Column, Living the Dream

Choosing skiing, and my atomic habits

By Merisa Sherman

With each snowflake, with each storm, comes the chance to begin again, to start anew. No storm will be the same as the one before nor will any storm be the same as ones to come. Just as no snowflake is the same, neither is any snowstorm. With each unique storm comes unique challenges and adventures, but also unique decisions. It is these choices we make at the start of each storm that become our habits. And our habits, well, our individual habits, are what make us who we are.

By Merisa Sherman

If our habits make us who we are, then could we, in theory, use our habits to become who we want to be? To help us go from dreaming to actually living the dream? James Clear repeats Aristotle’s axiom, that “as it is not one swallow or a fine day that makes a spring, so it is not one day or a short time that makes a man blessed and happy.” Clear also quotes Will Durant, who wrote in “The Story of Philosophy”: “We are what we repeatedly do. Excellence, then, is not an act, but a habit.” Clear discusses ways to create new habits that move us toward the greatness for which we strive. These tiny, minuscule changes in our daily lives can create exponential changes in our futures.

Once winter begins, I start my mornings by checking the weather and then packing my boot bag. I go through each item in order: two pairs of gloves, two neckies, two hats, extra long johns … you know the drill. Many of us pack our bags in the same way every day; the reliance on repetition calms the soul. My mind understands that by packing this bag, I am making every effort to go skiing today. Once the bag is packed, I go through my schedule, diligently find that small window that will make magic work.

That’s the habit. Packing the bag and then making the schedule is the system which enables us to achieve the habit. Any forgotten pair of liners and the whole system goes down. But the habit is the decision to commit to packing the bag in the first place. It’s super hard to not go skiing, even for a few runs, when you are driving around with a boot bag filled with everything you could possibly need. You can feel its presence, hear the locker sized bag sliding around in the trunk as you swerve through the frozen ruts.

Every morning, I choose skiing. Or at least to give myself every opportunity to have the chance if it comes available. I choose to drive around with a box full of skis bouncing around on the roof of my car and with long johns underneath my office pants. I choose to spend my lunch break on the snow, breathing the fresh winter air. I choose to absorb the beauty of the mountains and to notice the world around me. I choose the hard work so I can live my dream.
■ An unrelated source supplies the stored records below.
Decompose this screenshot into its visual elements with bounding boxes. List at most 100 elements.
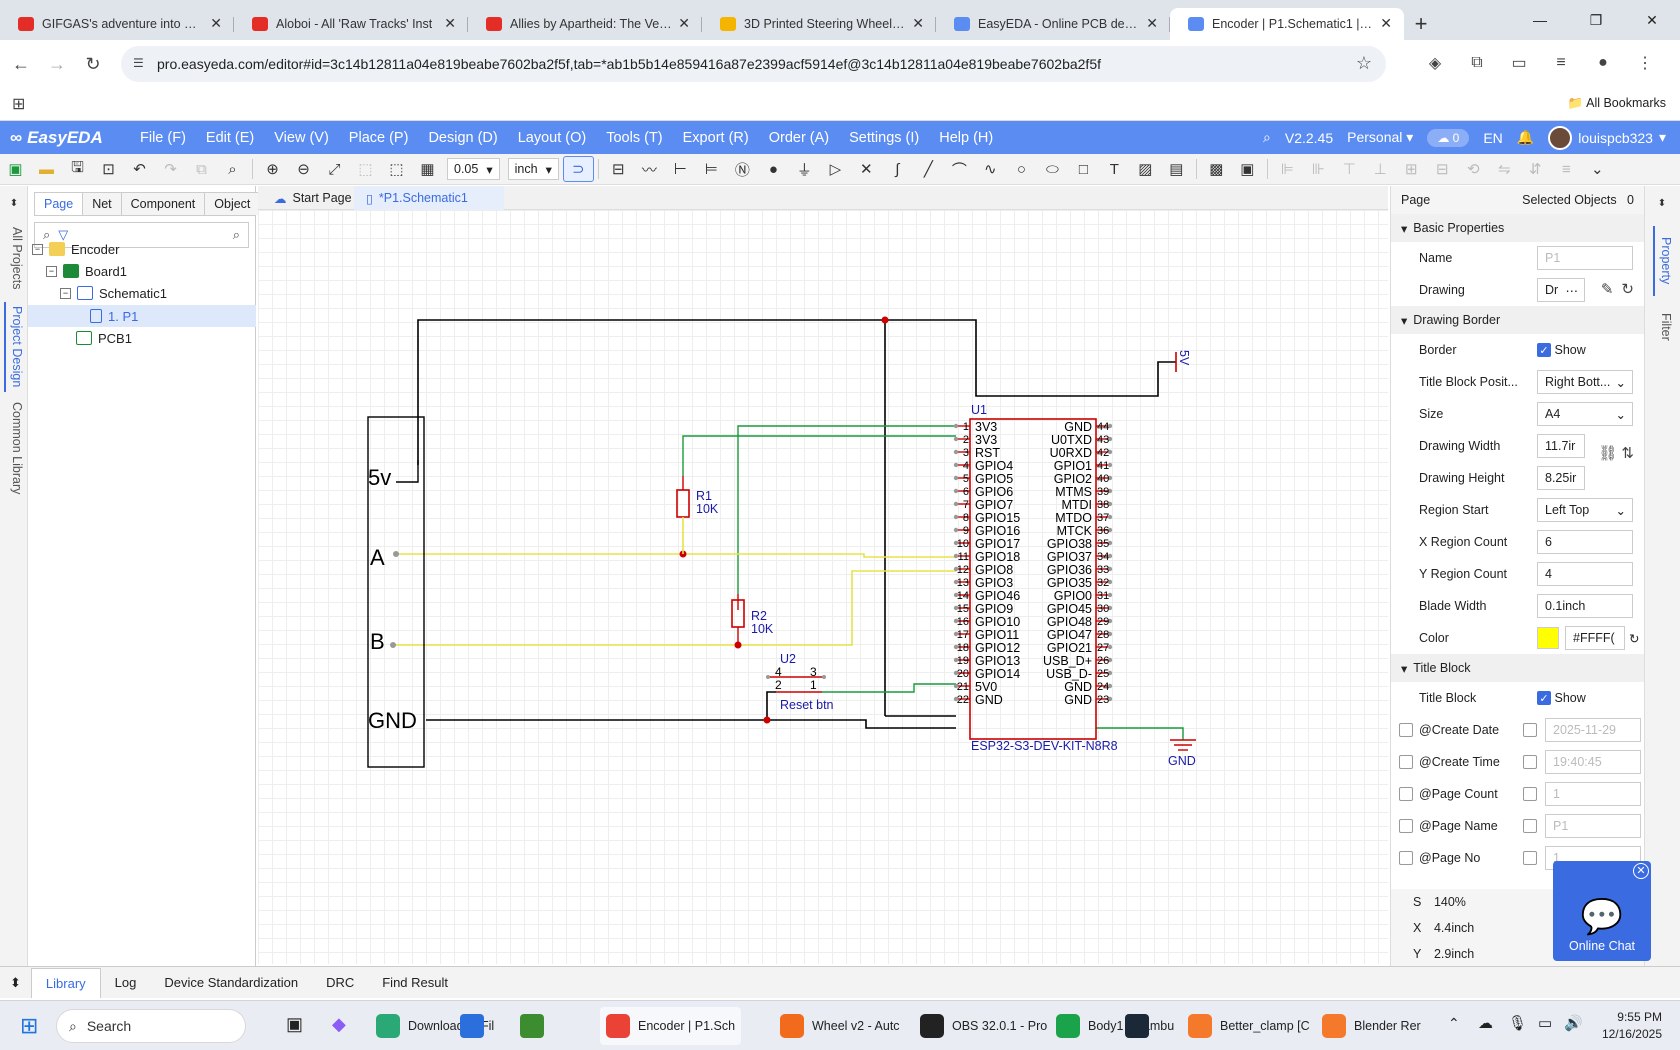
distribute-v-icon[interactable]: ⊟ (1427, 156, 1458, 182)
attribute-visible-checkbox[interactable] (1399, 787, 1413, 801)
name-field[interactable]: P1 (1537, 246, 1633, 270)
line-icon[interactable]: ╱ (913, 156, 944, 182)
menu-item[interactable]: Layout (O) (508, 130, 597, 146)
all-bookmarks-button[interactable]: 📁 All Bookmarks (1568, 96, 1666, 111)
browser-tab[interactable]: Allies by Apartheid: The Vela Inc ✕ (468, 8, 702, 40)
circle-icon[interactable]: ○ (1006, 156, 1037, 182)
section-basic-properties[interactable]: ▾ Basic Properties (1391, 214, 1644, 242)
color-swatch[interactable] (1537, 627, 1559, 649)
collapse-icon[interactable]: − (60, 287, 71, 299)
align-left-icon[interactable]: ⊫ (1272, 156, 1303, 182)
pin-icon[interactable]: ⬍ (1647, 190, 1677, 216)
minimize-icon[interactable]: — (1512, 0, 1568, 40)
collapse-icon[interactable]: − (32, 243, 43, 255)
netlist-icon[interactable]: ▣ (1232, 156, 1263, 182)
menu-item[interactable]: Place (P) (339, 130, 419, 146)
redo-icon[interactable]: ↷ (155, 156, 186, 182)
zoom-out-icon[interactable]: ⊖ (288, 156, 319, 182)
distribute-h-icon[interactable]: ⊞ (1396, 156, 1427, 182)
media-icon[interactable]: ▭ (1504, 48, 1534, 78)
browser-tab[interactable]: Aloboi - All 'Raw Tracks' Inst ✕ (234, 8, 468, 40)
image-icon[interactable]: ▨ (1130, 156, 1161, 182)
property-input[interactable]: 6 (1537, 530, 1633, 554)
taskbar-app[interactable]: Better_clamp [C (1188, 1007, 1310, 1045)
zoom-area-icon[interactable]: ⬚ (381, 156, 412, 182)
zoom-selection-icon[interactable]: ⬚ (350, 156, 381, 182)
bookmark-star-icon[interactable]: ☆ (1356, 53, 1372, 74)
tree-item-board1[interactable]: − Board1 (28, 260, 256, 282)
open-folder-icon[interactable]: ▬ (31, 156, 62, 182)
taskbar-app[interactable]: Wheel v2 - Autc (780, 1007, 900, 1045)
new-tab-button[interactable]: + (1404, 8, 1438, 40)
bus-entry-icon[interactable]: ⊨ (696, 156, 727, 182)
extensions-icon[interactable]: ⧉ (1462, 48, 1492, 78)
online-chat-button[interactable]: ✕ 💬 Online Chat (1553, 861, 1651, 961)
save-icon[interactable]: 🖫 (62, 156, 93, 182)
attribute-show-checkbox[interactable] (1523, 755, 1537, 769)
tab-start-page[interactable]: ☁ Start Page (262, 186, 364, 210)
align-right-icon[interactable]: ⊪ (1303, 156, 1334, 182)
tab-filter[interactable]: Filter (1653, 302, 1673, 352)
mirror-icon[interactable]: ⇵ (1520, 156, 1551, 182)
tab-object[interactable]: Object (204, 192, 261, 215)
display-icon[interactable]: ▭ (1538, 1014, 1552, 1032)
no-connect-icon[interactable]: ✕ (851, 156, 882, 182)
wire-icon[interactable]: 〰 (634, 156, 665, 182)
menu-item[interactable]: Help (H) (929, 130, 1003, 146)
tab-property[interactable]: Property (1653, 226, 1673, 296)
tab-log[interactable]: Log (101, 968, 151, 998)
search-icon[interactable]: ⌕ (1263, 129, 1271, 146)
property-select[interactable]: Right Bott... ⌄ (1537, 370, 1633, 394)
find-icon[interactable]: ⌕ (217, 156, 248, 182)
attribute-visible-checkbox[interactable] (1399, 851, 1413, 865)
probe-icon[interactable]: ∫ (882, 156, 913, 182)
bell-icon[interactable]: 🔔 (1517, 129, 1534, 146)
menu-item[interactable]: Tools (T) (596, 130, 672, 146)
attribute-show-checkbox[interactable] (1523, 787, 1537, 801)
menu-item[interactable]: Order (A) (759, 130, 839, 146)
border-checkbox[interactable]: ✓ (1537, 343, 1551, 357)
zoom-in-icon[interactable]: ⊕ (257, 156, 288, 182)
wire-gpio13-reset[interactable] (822, 683, 956, 693)
layer-icon[interactable]: ≡ (1551, 156, 1582, 182)
browser-tab[interactable]: Encoder | P1.Schematic1 | EasyE ✕ (1170, 8, 1404, 40)
link-aspect-icon[interactable]: ⛓ ⇅ (1598, 444, 1634, 462)
language-button[interactable]: EN (1483, 130, 1502, 146)
taskbar-app[interactable]: Blender Rer (1322, 1007, 1421, 1045)
flip-icon[interactable]: ⇋ (1489, 156, 1520, 182)
taskbar-app[interactable]: Body1 - Bambu (1056, 1007, 1174, 1045)
bus-icon[interactable]: ⊢ (665, 156, 696, 182)
minecraft-icon[interactable] (520, 1014, 544, 1038)
close-tab-icon[interactable]: ✕ (1146, 15, 1158, 32)
attribute-value-field[interactable]: 19:40:45 (1545, 750, 1641, 774)
browser-tab[interactable]: EasyEDA - Online PCB design & ✕ (936, 8, 1170, 40)
browser-menu-icon[interactable]: ⋮ (1630, 48, 1660, 78)
reset-color-icon[interactable]: ↻ (1629, 631, 1639, 646)
attribute-show-checkbox[interactable] (1523, 851, 1537, 865)
tray-network-icon[interactable]: ☁ (1478, 1014, 1493, 1032)
back-icon[interactable]: ← (6, 49, 36, 79)
net-label-icon[interactable]: Ⓝ (727, 156, 758, 182)
forward-icon[interactable]: → (42, 49, 72, 79)
attribute-show-checkbox[interactable] (1523, 723, 1537, 737)
browser-tab[interactable]: GIFGAS's adventure into Serbia ✕ (0, 8, 234, 40)
ground-icon[interactable]: ⏚ (789, 156, 820, 182)
schematic-canvas[interactable]: 5v A B GND R1 10K R2 10K U2 4 3 2 1 Rese… (258, 210, 1388, 964)
text-icon[interactable]: T (1099, 156, 1130, 182)
volume-icon[interactable]: 🔊 (1564, 1014, 1583, 1032)
close-tab-icon[interactable]: ✕ (444, 15, 456, 32)
attribute-value-field[interactable]: 2025-11-29 (1545, 718, 1641, 742)
tab-all-projects[interactable]: All Projects (4, 220, 24, 296)
mic-icon[interactable]: 🎙 (1508, 1014, 1527, 1032)
menu-item[interactable]: Export (R) (673, 130, 759, 146)
table-icon[interactable]: ▤ (1161, 156, 1192, 182)
property-select[interactable]: Left Top ⌄ (1537, 498, 1633, 522)
system-clock[interactable]: 9:55 PM 12/16/2025 (1602, 1009, 1662, 1043)
tab-library[interactable]: Library (30, 967, 101, 998)
tree-item-encoder[interactable]: − Encoder (28, 238, 256, 260)
r1-body[interactable] (676, 489, 690, 518)
grid-size-select[interactable]: 0.05 ▾ (447, 158, 500, 180)
property-input[interactable]: 8.25ir (1537, 466, 1585, 490)
arc-icon[interactable]: ⌒ (944, 156, 975, 182)
save-as-icon[interactable]: ⊡ (93, 156, 124, 182)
But I would never be able to go skiing each day if I did not develop the habit of packing my ski gear first. The temperature doesn’t matter, the weather doesn’t matter, the conditions don’t matter. Put the skins on the night before, Set the alarm, Just go skiing. Every morning I grab my boots off the dryer. I start every day by reaching for my ski boots. If that’s not living a dream, I don’t know what is.

Every Thursday night, when I was a kid, I packed a bag for Vermont. Before I went to bed, I made sure that I had everything ready to go skiing. I packed the same things, in the same order every single week. And when my parents picked us up from school on Friday afternoon, my bag was ready without a single item missing. It’s just that I didn’t develop the return trip with such attention to detail and the property manager ended up mailing me my book bag from where he found it in the Trail Creek parking lot. More recently, I skied with fogged goggles because I left everything in the bag after a rainy day and nothing dried out.

As the new year approaches and we seek to step out of the shadows of the past, we need to give ourselves the tools and develop the habits that will enable us to accomplish those annual resolutions. Every day. We need to remember that excellence is a habit. That leaking our dreams into reality is nothing but a habit. And habits are the tiny details that make up the day and define who we are. These atomic habits are the difference between another year like the past two or one that pushes us forward toward our own dreams. No matter what the future holds for you and your family, may you have more days on snow this year than you did the last.